A monolithic system does not have the characteristics of high cohesion and low coupling, so the first step of decomposition needs to be very cautious. The first step is to identify the location of the seam. We can extract a relatively independent part of the code from the seam and modify this part Does not affect other parts of the system, and can clean up the code base and become the boundary of the service.

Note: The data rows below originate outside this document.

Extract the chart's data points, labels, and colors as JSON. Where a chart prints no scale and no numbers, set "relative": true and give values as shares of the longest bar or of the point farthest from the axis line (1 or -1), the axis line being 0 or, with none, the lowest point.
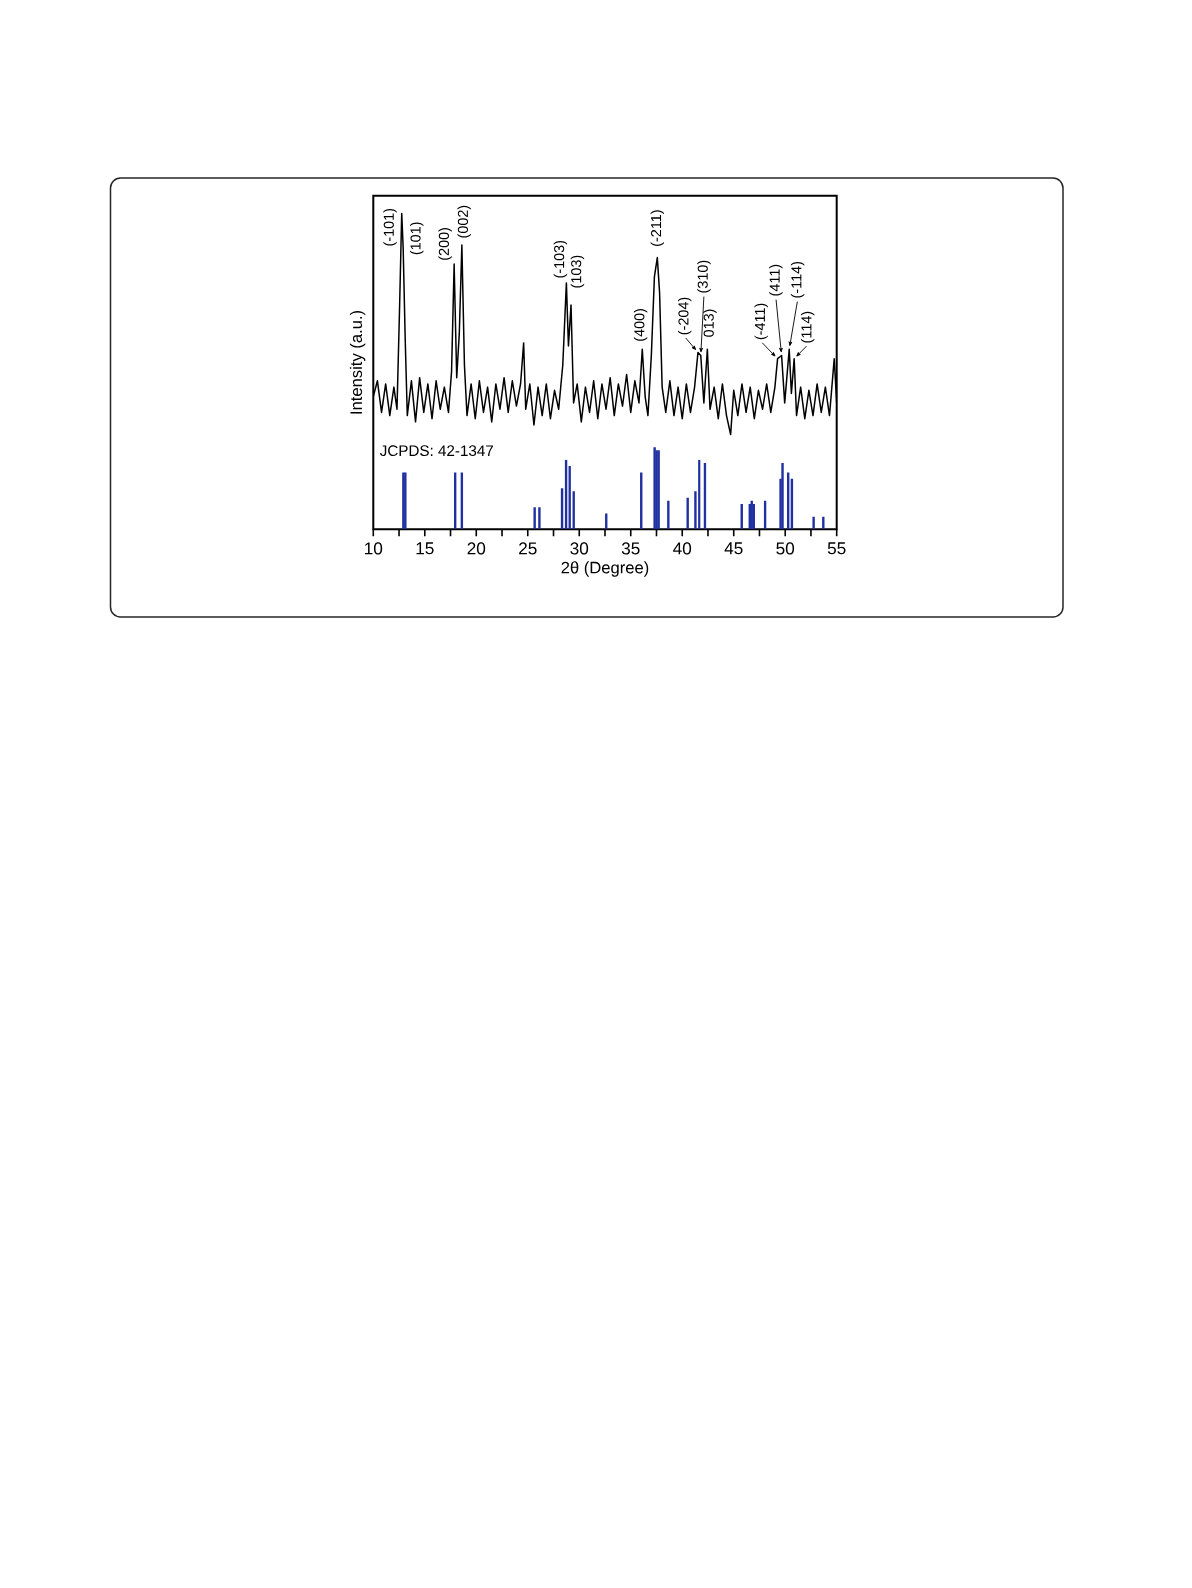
{
  "chart_data": {
    "type": "bar",
    "xlabel": "2θ (Degree)",
    "ylabel": "Intensity (a.u.)",
    "relative": true,
    "xlim": [
      10,
      55
    ],
    "xticks": [
      10,
      {
        "value": 12.5,
        "label": null
      },
      15,
      {
        "value": 17.5,
        "label": null
      },
      20,
      {
        "value": 22.5,
        "label": null
      },
      25,
      {
        "value": 27.5,
        "label": null
      },
      30,
      {
        "value": 32.5,
        "label": null
      },
      35,
      {
        "value": 37.5,
        "label": null
      },
      40,
      {
        "value": 42.5,
        "label": null
      },
      45,
      {
        "value": 47.5,
        "label": null
      },
      50,
      {
        "value": 52.5,
        "label": null
      },
      55
    ],
    "series": [
      {
        "type": "line",
        "color": "#000000",
        "x": [
          10.0,
          10.4,
          10.8,
          11.2,
          11.6,
          12.0,
          12.3,
          12.55,
          12.76,
          12.9,
          13.1,
          13.3,
          13.7,
          14.1,
          14.5,
          14.9,
          15.3,
          15.7,
          16.1,
          16.5,
          16.9,
          17.3,
          17.6,
          17.85,
          18.1,
          18.35,
          18.6,
          18.85,
          19.1,
          19.5,
          19.9,
          20.3,
          20.7,
          21.1,
          21.5,
          21.9,
          22.3,
          22.7,
          23.1,
          23.5,
          23.9,
          24.3,
          24.6,
          24.8,
          25.2,
          25.6,
          26.0,
          26.4,
          26.8,
          27.2,
          27.6,
          28.0,
          28.4,
          28.75,
          28.95,
          29.2,
          29.45,
          29.8,
          30.2,
          30.6,
          31.0,
          31.4,
          31.8,
          32.2,
          32.6,
          33.0,
          33.4,
          33.8,
          34.2,
          34.6,
          35.0,
          35.4,
          35.8,
          36.12,
          36.4,
          36.67,
          37.0,
          37.3,
          37.58,
          37.8,
          38.05,
          38.4,
          38.8,
          39.2,
          39.6,
          40.0,
          40.4,
          40.8,
          41.2,
          41.53,
          41.8,
          42.1,
          42.44,
          42.7,
          43.1,
          43.5,
          43.9,
          44.3,
          44.7,
          45.0,
          45.4,
          45.8,
          46.2,
          46.6,
          47.0,
          47.4,
          47.8,
          48.2,
          48.6,
          49.0,
          49.26,
          49.65,
          49.95,
          50.39,
          50.6,
          50.87,
          51.1,
          51.5,
          51.9,
          52.3,
          52.7,
          53.1,
          53.5,
          53.9,
          54.3,
          54.76,
          55.0
        ],
        "values": [
          0.42,
          0.47,
          0.37,
          0.46,
          0.36,
          0.45,
          0.38,
          0.7,
          1.0,
          0.89,
          0.6,
          0.36,
          0.47,
          0.34,
          0.48,
          0.37,
          0.46,
          0.35,
          0.47,
          0.38,
          0.45,
          0.37,
          0.5,
          0.84,
          0.48,
          0.62,
          0.9,
          0.52,
          0.36,
          0.46,
          0.35,
          0.47,
          0.37,
          0.45,
          0.34,
          0.46,
          0.38,
          0.48,
          0.37,
          0.47,
          0.39,
          0.46,
          0.59,
          0.38,
          0.46,
          0.33,
          0.45,
          0.36,
          0.46,
          0.35,
          0.44,
          0.38,
          0.52,
          0.78,
          0.58,
          0.71,
          0.4,
          0.46,
          0.34,
          0.45,
          0.37,
          0.47,
          0.35,
          0.46,
          0.38,
          0.48,
          0.36,
          0.46,
          0.39,
          0.49,
          0.37,
          0.47,
          0.4,
          0.57,
          0.42,
          0.36,
          0.55,
          0.8,
          0.86,
          0.75,
          0.45,
          0.37,
          0.47,
          0.36,
          0.45,
          0.35,
          0.46,
          0.37,
          0.45,
          0.56,
          0.55,
          0.4,
          0.57,
          0.38,
          0.45,
          0.35,
          0.46,
          0.36,
          0.3,
          0.44,
          0.36,
          0.46,
          0.37,
          0.45,
          0.35,
          0.44,
          0.38,
          0.46,
          0.37,
          0.45,
          0.54,
          0.55,
          0.4,
          0.57,
          0.43,
          0.54,
          0.36,
          0.45,
          0.35,
          0.44,
          0.36,
          0.46,
          0.37,
          0.45,
          0.36,
          0.54,
          0.4
        ]
      },
      {
        "color": "#2030a0",
        "x": [
          12.92,
          13.11,
          17.95,
          18.6,
          25.67,
          26.13,
          28.33,
          28.72,
          29.07,
          29.46,
          32.62,
          36.02,
          37.32,
          37.51,
          37.71,
          38.65,
          40.53,
          41.28,
          41.66,
          42.21,
          45.78,
          46.56,
          46.75,
          46.95,
          48.05,
          49.55,
          49.74,
          50.29,
          50.65,
          52.76,
          53.7
        ],
        "values": [
          0.18,
          0.18,
          0.18,
          0.18,
          0.07,
          0.07,
          0.13,
          0.22,
          0.2,
          0.12,
          0.05,
          0.18,
          0.26,
          0.25,
          0.25,
          0.09,
          0.1,
          0.12,
          0.22,
          0.21,
          0.08,
          0.08,
          0.09,
          0.08,
          0.09,
          0.16,
          0.21,
          0.18,
          0.16,
          0.04,
          0.04
        ]
      }
    ],
    "annotations": [
      {
        "text": "(-101)",
        "x": 12.76,
        "y": 1.0
      },
      {
        "text": "(101)",
        "x": 12.9,
        "y": 0.89
      },
      {
        "text": "(200)",
        "x": 17.85,
        "y": 0.84
      },
      {
        "text": "(002)",
        "x": 18.6,
        "y": 0.9
      },
      {
        "text": "(-103)",
        "x": 28.75,
        "y": 0.78
      },
      {
        "text": "(103)",
        "x": 29.2,
        "y": 0.71
      },
      {
        "text": "(400)",
        "x": 36.12,
        "y": 0.57
      },
      {
        "text": "(-211)",
        "x": 37.58,
        "y": 0.86
      },
      {
        "text": "(-204)",
        "x": 41.53,
        "y": 0.56
      },
      {
        "text": "(310)",
        "x": 41.8,
        "y": 0.55
      },
      {
        "text": "013)",
        "x": 42.44,
        "y": 0.57
      },
      {
        "text": "(-411)",
        "x": 49.26,
        "y": 0.54
      },
      {
        "text": "(411)",
        "x": 49.65,
        "y": 0.55
      },
      {
        "text": "(-114)",
        "x": 50.39,
        "y": 0.57
      },
      {
        "text": "(114)",
        "x": 50.87,
        "y": 0.54
      },
      "JCPDS: 42-1347"
    ]
  }
}
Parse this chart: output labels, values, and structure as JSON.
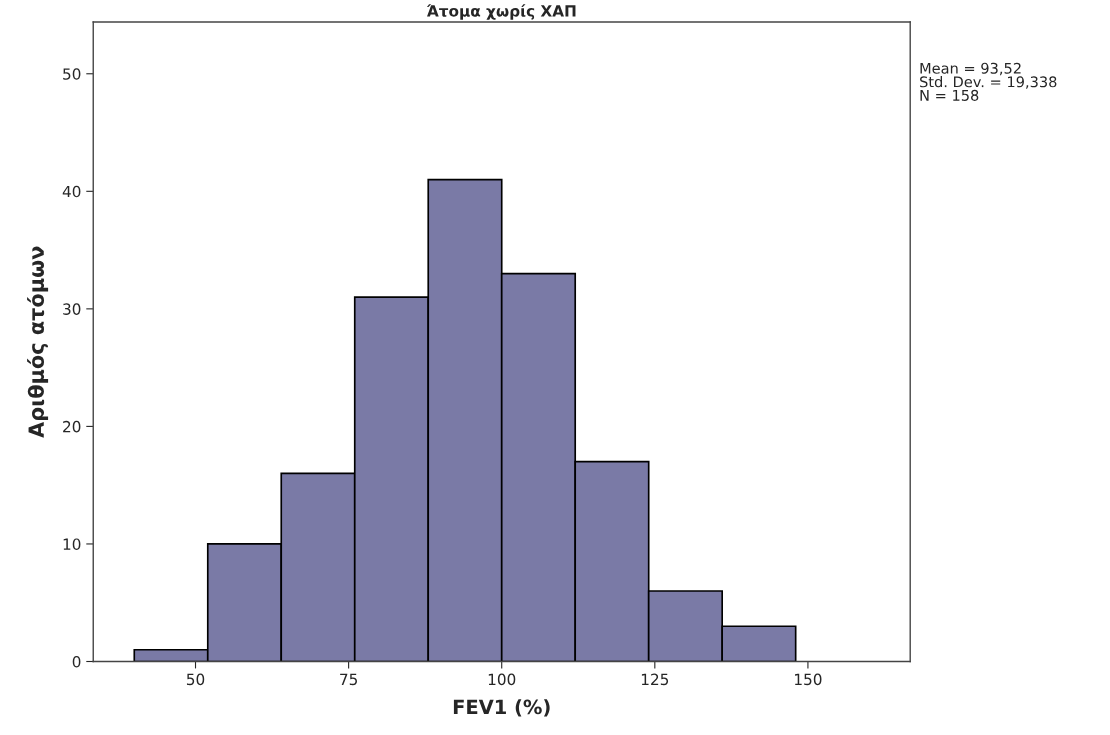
{
  "chart_data": {
    "type": "histogram",
    "title": "Άτομα χωρίς ΧΑΠ",
    "xlabel": "FEV1 (%)",
    "ylabel": "Αριθμός ατόμων",
    "bins": [
      40,
      52,
      64,
      76,
      88,
      100,
      112,
      124,
      136,
      148
    ],
    "values": [
      1,
      10,
      16,
      31,
      41,
      33,
      17,
      6,
      3
    ],
    "color": "#7a7aa6",
    "xlim": [
      33.3,
      166.7
    ],
    "xticks": [
      50,
      75,
      100,
      125,
      150
    ],
    "ylim": [
      0,
      54.4
    ],
    "yticks": [
      0,
      10,
      20,
      30,
      40,
      50
    ],
    "grid": false,
    "annotations": [
      "Mean = 93,52\nStd. Dev. = 19,338\nN = 158"
    ]
  }
}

Many programming languages ​​have the concept of namespaces, which help us organize similar codes together. For example, Python/Java/Go have the concept of package. When we recognize the bounded context, we can maintain them separately through pkg.

2. More efficient decomposition

If you want to decompose a larger monolithic system, you need to do some prioritization of the decomposed code.

  • If the next development task is for the inventory system, then the next step is to extract the inventory seam as a service and make it an autonomous unit, which will greatly speed up the later development speed
  • Team structure, if a system is maintained by different teams, it is a good practice to prioritize independent services by team, so that a single team can take full responsibility for their code base
  • In terms of security, if a certain system will implement security audits and transmission data protection measures for financial-related interfaces, if this service is separated, it can be better monitored, transmitted data protection, and static data protection, etc.
  • In terms of technology, if the recommender system team develops a new algorithm (in another language), if this part of the code can be separated, it will be easy to refactor and test when there is a problem

3. Share static data

If the system wants to use the country list data, there are several ways to share it in the microservice architecture:

  1. Data is written to a table in the database, and all services read this table directly
  2. Put the data into a static file in a separate service, and other services call the interface provided by this service to read

The first method is inconvenient when modifying. The second method is more reasonable in my opinion. It only needs to modify the static file of a service when updating. Because the service code is not updated, other services do not need to update the pkg information. .

Here you may have doubts about the specific method of updating the static file. This is how we put the static file in the /static directory and name it countries_202006270920.txt. The number behind it is the change time. When updating, we will have The file with the latest change time is placed in the /static directory, and the service reads the latest file when reading.

4. Try not to share tables

Usually our multiple services will need to read a user's information, such as whether he is a member, whether to log out, etc. The best thing to do is to serve an independent user, and other services call the interface provided by this service to work, so as to be better Do resource isolation and practice the principle of single responsibility.

5. Refactor the database

In this step, we are going to implement separation, so what do you think is to directly turn the monolithic system into two services in a certain release? And they have their own database tables?

In fact, I would recommend that you first separate the database structure and not separate the services for now.

After the table is separated, the number of visits to the database may increase for an original action, because in the past only one SELECT was needed to get all the data, but now it is necessary to get the data from different places and store them in memory connect. Also, splitting into two table structures can break transactional integrity, which can have a significant impact on applications, which will be discussed later. The advantage of detaching the database structure first without detaching the service is that you can choose to roll back these changes or continue doing so at any time without affecting any consumers of the service. Once we are satisfied with the database separation, we can consider splitting the entire service.

6. Data consistency under microservices

Unfortunately, I have not seen the author put forward a more feasible solution for this part. The book describes two methods:

  1. Compensation transactions or operations are retrying immediately or periodically checking and eliminating inconsistencies in the database through scheduled tasks, but compensation transactions still have the possibility of failure, and there are two, three or even more operations that need to be synchronized Timed tasks are very difficult to understand, and may be a nightmare for later maintenance.
  2. Distributed transactions, which require a centralized transaction manager tool to uniformly orchestrate transactions running in the system. One of the algorithms mentioned by the author is two-phase commit, and also mentioned many shortcomings of this algorithm, such as the transaction manager has a single point of failure, and the commit after the vote may fail, etc.

On this topic, I think we need to continue to explore.